Emmanuel Macron veut limiter les risques sur la croissance

Philippe Waechter, Ostrum AM

2 minutes de lecture

Le président de la République française a annoncé plusieurs mesures lors de sa conférence de presse. 

Il y a des mesures structurelles comme la réduction du nombre d'élèves par classe primaire à 24. C'est un choix important pour enrayer la dégradation des savoirs observée dans tous les classements internationaux sur l'école. C'est une première étape, une condition nécessaire pour réduire les inégalités et améliorer l'égalité des chances. L'autre mesure structurelle porte sur les maisons de service public. Une maison devrait être mise en place dans chaque canton (Poste, CAF, Pôle Emploi,..). Il faut que l'Etat se réapproprie les territoires pour faciliter la vie de chacun. C'est aussi une mesure de réduction des inégalités et c'était une revendication initiale des manifestants en novembre. Des propos sur la décentralisation n'ont pas été suffisamment précisés pour y voir une mesure structurelle. L'objectif est de permettre un meilleur équilibre de la société française dans la durée et la capacité à faire face à un monde qui change grâce à la formation, qui démarre au primaire. 

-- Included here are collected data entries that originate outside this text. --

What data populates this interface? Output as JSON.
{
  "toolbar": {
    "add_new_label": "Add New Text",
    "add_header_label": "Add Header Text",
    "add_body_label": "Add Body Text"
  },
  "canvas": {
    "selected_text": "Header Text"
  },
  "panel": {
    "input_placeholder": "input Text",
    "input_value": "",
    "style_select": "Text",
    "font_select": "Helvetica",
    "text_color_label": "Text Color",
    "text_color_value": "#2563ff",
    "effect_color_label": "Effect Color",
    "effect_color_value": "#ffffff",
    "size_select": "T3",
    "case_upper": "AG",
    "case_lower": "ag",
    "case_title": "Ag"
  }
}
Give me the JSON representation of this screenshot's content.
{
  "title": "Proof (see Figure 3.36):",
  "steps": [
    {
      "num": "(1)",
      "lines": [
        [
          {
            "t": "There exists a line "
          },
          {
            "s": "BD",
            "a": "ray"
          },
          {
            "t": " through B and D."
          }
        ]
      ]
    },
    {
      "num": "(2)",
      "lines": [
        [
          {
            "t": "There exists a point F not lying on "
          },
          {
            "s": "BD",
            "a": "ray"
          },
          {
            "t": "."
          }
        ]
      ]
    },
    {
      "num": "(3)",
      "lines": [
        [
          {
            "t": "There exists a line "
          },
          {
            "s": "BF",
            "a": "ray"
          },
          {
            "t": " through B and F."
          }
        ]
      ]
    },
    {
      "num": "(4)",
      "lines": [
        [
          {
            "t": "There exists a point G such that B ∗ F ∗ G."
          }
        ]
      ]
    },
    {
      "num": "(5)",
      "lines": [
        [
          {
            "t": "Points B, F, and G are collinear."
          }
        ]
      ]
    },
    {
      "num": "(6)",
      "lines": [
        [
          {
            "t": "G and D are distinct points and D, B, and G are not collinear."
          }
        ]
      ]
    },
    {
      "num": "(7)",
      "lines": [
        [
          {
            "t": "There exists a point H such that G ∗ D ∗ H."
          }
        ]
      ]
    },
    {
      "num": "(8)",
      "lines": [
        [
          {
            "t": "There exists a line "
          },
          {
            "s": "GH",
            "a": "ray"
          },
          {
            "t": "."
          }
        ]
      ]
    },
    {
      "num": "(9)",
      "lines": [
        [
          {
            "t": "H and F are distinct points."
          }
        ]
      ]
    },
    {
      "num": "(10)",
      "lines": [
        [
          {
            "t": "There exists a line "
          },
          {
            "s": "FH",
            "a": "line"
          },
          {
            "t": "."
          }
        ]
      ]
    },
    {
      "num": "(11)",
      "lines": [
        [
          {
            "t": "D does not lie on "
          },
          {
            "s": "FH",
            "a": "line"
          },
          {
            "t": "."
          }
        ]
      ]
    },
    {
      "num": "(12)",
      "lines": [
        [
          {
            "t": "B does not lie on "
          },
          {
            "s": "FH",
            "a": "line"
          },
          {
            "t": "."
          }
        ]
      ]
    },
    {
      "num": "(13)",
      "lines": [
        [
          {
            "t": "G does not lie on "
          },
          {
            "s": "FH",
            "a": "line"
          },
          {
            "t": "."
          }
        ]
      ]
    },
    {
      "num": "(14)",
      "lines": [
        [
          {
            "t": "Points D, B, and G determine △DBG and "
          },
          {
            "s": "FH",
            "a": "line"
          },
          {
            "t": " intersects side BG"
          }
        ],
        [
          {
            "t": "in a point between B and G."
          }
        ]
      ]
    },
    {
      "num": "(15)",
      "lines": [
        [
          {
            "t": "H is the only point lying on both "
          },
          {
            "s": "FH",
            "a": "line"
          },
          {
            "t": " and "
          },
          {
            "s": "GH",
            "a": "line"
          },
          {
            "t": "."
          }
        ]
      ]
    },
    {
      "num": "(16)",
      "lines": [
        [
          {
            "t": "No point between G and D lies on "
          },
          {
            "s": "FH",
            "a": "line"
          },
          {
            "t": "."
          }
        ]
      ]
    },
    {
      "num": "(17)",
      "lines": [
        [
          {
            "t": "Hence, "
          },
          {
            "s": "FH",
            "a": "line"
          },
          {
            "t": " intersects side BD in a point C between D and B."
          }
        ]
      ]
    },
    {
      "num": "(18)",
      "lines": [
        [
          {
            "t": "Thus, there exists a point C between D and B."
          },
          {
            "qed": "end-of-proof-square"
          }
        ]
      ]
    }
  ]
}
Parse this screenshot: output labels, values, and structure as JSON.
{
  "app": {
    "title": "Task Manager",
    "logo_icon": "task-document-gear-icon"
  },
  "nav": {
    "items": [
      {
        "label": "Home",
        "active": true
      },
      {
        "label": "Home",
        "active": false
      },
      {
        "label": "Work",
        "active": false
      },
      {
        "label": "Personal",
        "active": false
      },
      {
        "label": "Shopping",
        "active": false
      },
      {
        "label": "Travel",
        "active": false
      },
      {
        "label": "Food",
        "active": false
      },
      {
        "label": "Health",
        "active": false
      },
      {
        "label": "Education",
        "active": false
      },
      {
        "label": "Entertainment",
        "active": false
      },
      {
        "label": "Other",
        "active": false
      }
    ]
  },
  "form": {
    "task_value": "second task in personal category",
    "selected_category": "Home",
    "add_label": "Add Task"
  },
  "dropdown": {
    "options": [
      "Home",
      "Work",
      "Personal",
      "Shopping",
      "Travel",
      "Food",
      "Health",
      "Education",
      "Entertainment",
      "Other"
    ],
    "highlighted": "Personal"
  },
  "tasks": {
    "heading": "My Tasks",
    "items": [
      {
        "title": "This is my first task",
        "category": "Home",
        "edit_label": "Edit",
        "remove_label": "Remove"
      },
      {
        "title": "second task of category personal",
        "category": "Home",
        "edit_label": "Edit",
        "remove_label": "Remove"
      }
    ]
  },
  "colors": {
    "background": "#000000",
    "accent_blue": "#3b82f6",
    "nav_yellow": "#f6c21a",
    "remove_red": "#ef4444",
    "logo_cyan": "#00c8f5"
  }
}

Il y avait aussi une batterie de mesures conjoncturelles portant sur la réduction de la fiscalité sur le revenu (5 milliards dès janvier 2020 pour 15 millions de français), la reconduction de la prise non fiscalisée, la réindexation des petites pensions (moins de 2000€) en 2020 et pour tous en 2021. Ces montants sont importants et prendront effets à partir de janvier 2020 comme l'a précisé Gérald Darmanin sur la réduction des impôts.

Le gouvernement pave le chemin d'une croissance
modérée mais stable pour 2019 et 2020.

On peut faire trois remarques

  1. Le gouvernement pave le chemin d'une croissance modérée mais stable pour 2019 et 2020. Les mesures annoncées en décembre dernier (prime d'activité, prime défiscalisée notamment) vont être un soutien à la croissance 2019. Les mesures annoncées prendront le relais en 2020. 
  2. Le gouvernement souhaite immuniser l'économie française des chocs externes en soutenant la dynamique interne et notamment la consommation des ménages. Le repli du commerce mondial et les incertitudes sont autant de sources de freinage de l'activité. En soutenant la demande interne, le gouvernement permet un amortissement plus souple de ces chocs, réduisant ainsi la volatilité de la croissance française. Les mesures nouvelles plus modestes pour 2020 que celles annoncées pour 2019 suggèrent que le gouvernement ne fait pas l'hypothèse d'une crise qui se prolonge ce qui est important sur l'investissement des entreprises. Dont acte. Ce qui est dommage est que cette réponse conjoncturelle ne soit portée que par la France en Europe alors que le choc est perçu par tous (voir ici)
  3. La question du financement reste posée. La réduction des dépenses dont le périmètre est très flou, la suppression des niches fiscales des entreprises qui doivent être précisées, ou l'allongement du temps de travail (via un allongement possible de la durée de cotisation et pas de l'âge de départ à la retraite) sont autant de mesures qui sont encore floues et qui manquent de précision. 

Il est dommage que le grand débat n'ait pas permis de discuter des dépenses publiques. Si la posture initiale est celle d'un "ras le bol" fiscal, la réduction des impôts passe nécessairement par une réduction des dépenses. Les choix à faire sont complexes mais on aurait pu s'attendre à ce que le grand débat permette de faire des choix collectifs sur ce point. Cela n'a pas été le cas et c'est dommage car cela devra être fait.